«Agora que me envolvi directamente, durante dois dias, lutando até à exaustão, no meio de um inferno de chamas e fumo ardente, procurando defender a humilde casa de meus pais - lugar de memória da minha infância e recanto de paz nos encontros domingueiros de são convívio entre três gerações ? melhor entendo o valor da enorme solidariedade e abnegação do nosso povo. (...)
Mas é triste, de uma tristeza infinita, observar o nosso vasto e rico património florestal e ambiental desaparecer num ápice, perante a nossa impotência, com consequências tão nefastas que provavelmente ainda nem nos demos conta, tal é o estado de pasmo e incredulidade com que olhamos agora, atónitos, estas manchas intermináveis de paisagem negra, bélica, ainda ontem tão fresca e paradisíaca.
É este sentimento de raiva interior, que ora se abafa, ora parece explodir, por verificar que os mais pobres continuam os mais sofredores, as suas casas as que ardem, o seu desespero o mais ignorado. Entregues a si próprios e ao seu destino, apenas podem contar consigo e a solidariedade possível.

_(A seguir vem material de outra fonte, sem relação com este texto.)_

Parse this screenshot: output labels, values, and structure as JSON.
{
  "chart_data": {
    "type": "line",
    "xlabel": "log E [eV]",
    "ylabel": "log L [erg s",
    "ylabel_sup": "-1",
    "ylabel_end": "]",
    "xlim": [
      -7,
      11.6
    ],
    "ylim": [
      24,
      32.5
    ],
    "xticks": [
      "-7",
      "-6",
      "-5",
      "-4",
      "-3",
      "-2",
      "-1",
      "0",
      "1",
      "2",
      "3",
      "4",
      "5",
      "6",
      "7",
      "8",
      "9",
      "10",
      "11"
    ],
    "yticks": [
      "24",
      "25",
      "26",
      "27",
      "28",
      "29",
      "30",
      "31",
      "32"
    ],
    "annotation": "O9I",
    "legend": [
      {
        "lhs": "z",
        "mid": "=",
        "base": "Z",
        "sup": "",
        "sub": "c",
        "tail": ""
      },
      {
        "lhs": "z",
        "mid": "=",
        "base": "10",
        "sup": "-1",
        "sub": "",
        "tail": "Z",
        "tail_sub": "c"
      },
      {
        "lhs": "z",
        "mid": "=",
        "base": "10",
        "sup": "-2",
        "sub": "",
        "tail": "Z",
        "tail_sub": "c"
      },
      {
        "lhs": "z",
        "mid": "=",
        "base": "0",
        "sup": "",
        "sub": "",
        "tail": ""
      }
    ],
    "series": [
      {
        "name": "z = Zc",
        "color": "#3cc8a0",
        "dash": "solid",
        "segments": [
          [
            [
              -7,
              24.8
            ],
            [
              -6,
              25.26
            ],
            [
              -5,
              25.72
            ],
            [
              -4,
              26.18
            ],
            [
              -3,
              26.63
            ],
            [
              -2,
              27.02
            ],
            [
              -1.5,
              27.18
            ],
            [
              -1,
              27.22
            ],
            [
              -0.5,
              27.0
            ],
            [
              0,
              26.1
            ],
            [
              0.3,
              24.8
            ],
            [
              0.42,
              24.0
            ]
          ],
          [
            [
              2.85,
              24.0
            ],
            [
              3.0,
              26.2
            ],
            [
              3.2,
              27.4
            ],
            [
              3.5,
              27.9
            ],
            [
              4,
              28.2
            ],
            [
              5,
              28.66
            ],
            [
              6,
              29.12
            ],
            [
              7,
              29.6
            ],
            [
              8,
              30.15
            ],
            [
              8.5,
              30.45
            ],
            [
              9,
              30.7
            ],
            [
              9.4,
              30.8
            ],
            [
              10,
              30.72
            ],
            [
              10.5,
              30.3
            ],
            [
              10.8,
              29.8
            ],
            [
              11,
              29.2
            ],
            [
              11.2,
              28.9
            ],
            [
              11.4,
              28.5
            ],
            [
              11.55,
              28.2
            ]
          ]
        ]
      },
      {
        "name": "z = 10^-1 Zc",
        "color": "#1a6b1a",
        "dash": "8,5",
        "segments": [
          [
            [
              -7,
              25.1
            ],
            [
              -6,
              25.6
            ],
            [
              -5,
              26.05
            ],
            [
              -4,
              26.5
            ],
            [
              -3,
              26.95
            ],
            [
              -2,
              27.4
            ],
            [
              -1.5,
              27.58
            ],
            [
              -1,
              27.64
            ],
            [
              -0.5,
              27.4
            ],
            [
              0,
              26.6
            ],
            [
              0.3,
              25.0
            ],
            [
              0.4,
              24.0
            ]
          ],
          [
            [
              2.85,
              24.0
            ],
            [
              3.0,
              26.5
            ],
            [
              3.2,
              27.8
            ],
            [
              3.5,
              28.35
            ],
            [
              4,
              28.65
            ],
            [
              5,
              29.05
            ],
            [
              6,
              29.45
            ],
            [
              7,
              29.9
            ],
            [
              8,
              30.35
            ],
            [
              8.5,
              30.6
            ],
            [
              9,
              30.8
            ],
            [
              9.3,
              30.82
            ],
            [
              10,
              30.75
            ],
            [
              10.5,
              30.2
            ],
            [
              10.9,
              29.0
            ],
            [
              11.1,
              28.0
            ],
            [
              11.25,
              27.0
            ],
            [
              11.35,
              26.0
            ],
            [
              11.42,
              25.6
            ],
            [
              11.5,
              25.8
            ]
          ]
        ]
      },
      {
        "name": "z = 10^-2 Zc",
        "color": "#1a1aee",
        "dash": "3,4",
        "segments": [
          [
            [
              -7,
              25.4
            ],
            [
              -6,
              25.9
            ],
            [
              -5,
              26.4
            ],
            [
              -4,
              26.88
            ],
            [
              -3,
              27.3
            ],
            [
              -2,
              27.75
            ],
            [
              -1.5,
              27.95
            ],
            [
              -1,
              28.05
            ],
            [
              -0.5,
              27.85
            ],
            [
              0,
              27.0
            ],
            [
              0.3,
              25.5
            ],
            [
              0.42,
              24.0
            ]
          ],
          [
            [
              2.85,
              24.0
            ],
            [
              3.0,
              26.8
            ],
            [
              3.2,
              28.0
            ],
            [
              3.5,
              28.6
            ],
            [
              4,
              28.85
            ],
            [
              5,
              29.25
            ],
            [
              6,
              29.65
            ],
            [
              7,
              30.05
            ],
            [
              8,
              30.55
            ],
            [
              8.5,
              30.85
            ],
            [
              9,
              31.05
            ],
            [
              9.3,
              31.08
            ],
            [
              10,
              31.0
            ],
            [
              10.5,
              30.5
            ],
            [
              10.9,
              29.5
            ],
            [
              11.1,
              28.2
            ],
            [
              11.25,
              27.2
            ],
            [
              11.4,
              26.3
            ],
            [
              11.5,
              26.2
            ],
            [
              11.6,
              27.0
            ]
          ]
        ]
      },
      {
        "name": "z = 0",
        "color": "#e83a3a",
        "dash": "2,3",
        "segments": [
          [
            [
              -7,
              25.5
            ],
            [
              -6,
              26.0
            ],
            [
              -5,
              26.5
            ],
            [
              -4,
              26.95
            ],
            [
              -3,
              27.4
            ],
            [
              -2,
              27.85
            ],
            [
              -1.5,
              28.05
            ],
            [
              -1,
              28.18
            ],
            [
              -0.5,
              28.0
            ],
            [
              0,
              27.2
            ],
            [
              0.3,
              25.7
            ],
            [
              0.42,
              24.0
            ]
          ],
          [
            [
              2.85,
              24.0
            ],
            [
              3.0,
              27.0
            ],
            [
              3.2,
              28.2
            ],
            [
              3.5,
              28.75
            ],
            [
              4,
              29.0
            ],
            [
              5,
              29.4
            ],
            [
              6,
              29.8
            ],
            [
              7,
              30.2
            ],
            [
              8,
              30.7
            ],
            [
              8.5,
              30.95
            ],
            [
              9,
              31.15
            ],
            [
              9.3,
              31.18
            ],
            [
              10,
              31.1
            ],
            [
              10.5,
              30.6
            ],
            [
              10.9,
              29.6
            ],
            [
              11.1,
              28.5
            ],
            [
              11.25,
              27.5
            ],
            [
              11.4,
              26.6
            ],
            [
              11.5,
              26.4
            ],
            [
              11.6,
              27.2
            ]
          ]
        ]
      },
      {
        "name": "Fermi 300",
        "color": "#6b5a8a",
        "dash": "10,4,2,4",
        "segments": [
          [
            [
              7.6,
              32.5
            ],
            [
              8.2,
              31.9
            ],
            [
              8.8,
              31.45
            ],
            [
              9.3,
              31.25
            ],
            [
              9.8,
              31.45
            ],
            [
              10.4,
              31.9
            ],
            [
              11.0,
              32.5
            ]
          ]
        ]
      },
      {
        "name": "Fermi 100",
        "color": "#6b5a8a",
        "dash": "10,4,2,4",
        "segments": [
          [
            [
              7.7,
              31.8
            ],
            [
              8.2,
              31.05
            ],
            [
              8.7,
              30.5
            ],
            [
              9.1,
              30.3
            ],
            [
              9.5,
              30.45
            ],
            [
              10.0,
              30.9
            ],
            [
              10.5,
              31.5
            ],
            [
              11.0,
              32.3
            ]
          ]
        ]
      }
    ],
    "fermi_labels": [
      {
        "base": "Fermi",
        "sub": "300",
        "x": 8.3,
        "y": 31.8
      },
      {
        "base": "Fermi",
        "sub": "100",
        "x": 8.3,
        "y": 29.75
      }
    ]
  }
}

E ficar mais pobres. (...)
Razão tem o meu pai, nos seus lúcidos 75 anos, confessando a um órgão de informação (os novos paparazzi da desgraça!) face ao cenário de tragédia jamais visto na sua aldeia: "Tivesse eu agora 20 ou 30 anos, voltaria a emigrar para bem longe e tão cedo não regressaria a este triste e pobre país."
E nós, valerá a pena ficar? Até quando?»